La decisión de la mayoría británica de abandonar la Unión Europea en el referéndum del pasado 24 de junio no es sólo una muestra más de la tendencia a la polarización en el mundo… lo es también del fortalecimiento del nacionalismo vis à vis la cooperación internacional. No hay duda: el pertenecer o no a la Unión Europea es el tema que más polariza a la sociedad británica. El resultado del referéndum así lo mostró: 52% votó salir y sólo 48% quedarse. Si bien la decisión de quedarse o salir se segmentó entre jóvenes y viejos, entre Londres y las zonas rurales más conservadoras, entre Escocia e Inglaterra, lo que detalla las perspectivas distintas de la población, el resultado global hizo vencer la fuerza secesionista con argumentos de corte económico (que Gran Bretaña da más a la Unión Europea de lo que recibe), y de corte nacionalista (podemos mejor solos y no nos interesa cooperar).

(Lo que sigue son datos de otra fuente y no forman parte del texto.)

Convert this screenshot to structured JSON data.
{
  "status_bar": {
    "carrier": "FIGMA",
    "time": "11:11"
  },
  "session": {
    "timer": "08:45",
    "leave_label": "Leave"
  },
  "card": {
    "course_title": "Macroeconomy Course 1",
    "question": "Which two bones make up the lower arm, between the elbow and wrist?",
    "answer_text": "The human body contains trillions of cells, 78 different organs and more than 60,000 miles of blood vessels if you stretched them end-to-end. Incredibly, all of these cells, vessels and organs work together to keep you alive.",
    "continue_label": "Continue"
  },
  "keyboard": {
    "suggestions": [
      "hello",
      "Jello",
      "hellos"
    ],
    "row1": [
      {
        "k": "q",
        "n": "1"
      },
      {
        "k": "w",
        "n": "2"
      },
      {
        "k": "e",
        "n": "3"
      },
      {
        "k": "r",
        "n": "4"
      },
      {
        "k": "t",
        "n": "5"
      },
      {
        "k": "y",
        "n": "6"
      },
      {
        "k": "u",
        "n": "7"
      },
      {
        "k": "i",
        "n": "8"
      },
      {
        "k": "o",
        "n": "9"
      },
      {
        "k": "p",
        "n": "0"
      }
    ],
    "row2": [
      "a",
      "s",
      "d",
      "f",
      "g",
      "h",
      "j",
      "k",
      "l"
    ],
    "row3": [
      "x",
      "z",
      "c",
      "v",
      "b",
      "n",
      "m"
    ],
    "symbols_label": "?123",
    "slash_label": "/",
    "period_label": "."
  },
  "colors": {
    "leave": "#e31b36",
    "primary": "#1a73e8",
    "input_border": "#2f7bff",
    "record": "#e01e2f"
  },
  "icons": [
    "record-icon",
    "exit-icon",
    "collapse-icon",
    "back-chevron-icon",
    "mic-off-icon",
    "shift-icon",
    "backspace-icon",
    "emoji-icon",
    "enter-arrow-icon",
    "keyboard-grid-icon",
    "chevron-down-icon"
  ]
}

Además de las consecuencias inmediatas de mayor volatilidad y desconcierto financiero y social, las reacciones de los líderes y parlamentarios de la Unión Europea se vieron marcadas por el “despecho”, por el enojo y por el reclamo: los británicos no comprendieron que, en el fondo, el proyecto es uno político. Internamente, Escocia también se inconformó, pues una de las razones por las que decidió quedarse en el Reino Unido en el referéndum de 2014 fue, precisamente, no perder su pertenencia a la Unión Europea.
Ahora bien, las otras reacciones, por desgracia, han sido xenofóbicas y racistas. Los crímenes de odio en Reino Unido, según datos oficiales, aumentaron 57% en el fin de semana posterior al referéndum. Estas actitudes, aun en una ciudad tan cosmopolita como lo es Londres, aumentaron drásticamente y se han tenido que formar redes de apoyo a quienes no tienen el fenotipo británico tradicional.
Donald Trump, por su parte, aplaudió que el Reino Unido se separara, que ganara su “independencia”. Hace unos días, de hecho, señaló que Saddam Hussein sabía matar terroristas y no tenía por qué siquiera “leerles sus derechos”. Y como bien se sabe, sus comentarios son racistas, misóginos y de corte cuasi fascista. Y queda por ver qué ocurrirá en las próximas semanas de campaña electoral en Estados Unidos. Todo apunta a que se recrudecerá el lenguaje y los comentarios de esta naturaleza. El problema es que una gran parte del electorado así percibe la realidad y respalda a Trump en sus aspiraciones presidenciales. Sin haber ganado la presidencia aún, las tendencias racistas y xenofóbicas ya empezaron a manifestarse en la vida cotidiana estadounidense. Para muestra un botón basta: una de mis hijas vive en Michigan y, hace una semana, la cajera del supermercado le pidió su visa y otros documentos de identificación. No tenía derecho alguno a hacerlo, está claro, pero hay quienes comienzan a sentir que lo tienen. Situaciones como ésta se repiten cada vez con mayor frecuencia y así comienza a hacerse “políticamente válido” ser racista y xenofóbico.
Por lo anterior, resulta paradójico que, actualmente, dos de los países que lucharon contra el fascismo en la Segunda Guerra Mundial, que mantienen una batalla constante contra el racismo y que su población tiene un fuerte componente de inmigrantes, se radicalicen poco a poco de esta forma. Del otro lado están ni más ni menos que Alemania e Italia, otrora regímenes fascistas, que hoy impulsan la diversidad de la Unión Europea. ¿Cómo se transforman las sociedades para generar esta polarización? ¿Qué impulsa las corrientes de intolerancia y rechazo a lo que es diferente a nosotros? ¿Cómo lograr la armonía social en medio de estas tendencias divergentes y segregacionistas?
No cabe duda que debemos hacer un llamado al respecto a lo distinto, a privilegiar la tolerancia dentro del respeto entre nosotros, a la unidad en medio de la diversidad. Es la única manera de vivir en armonía.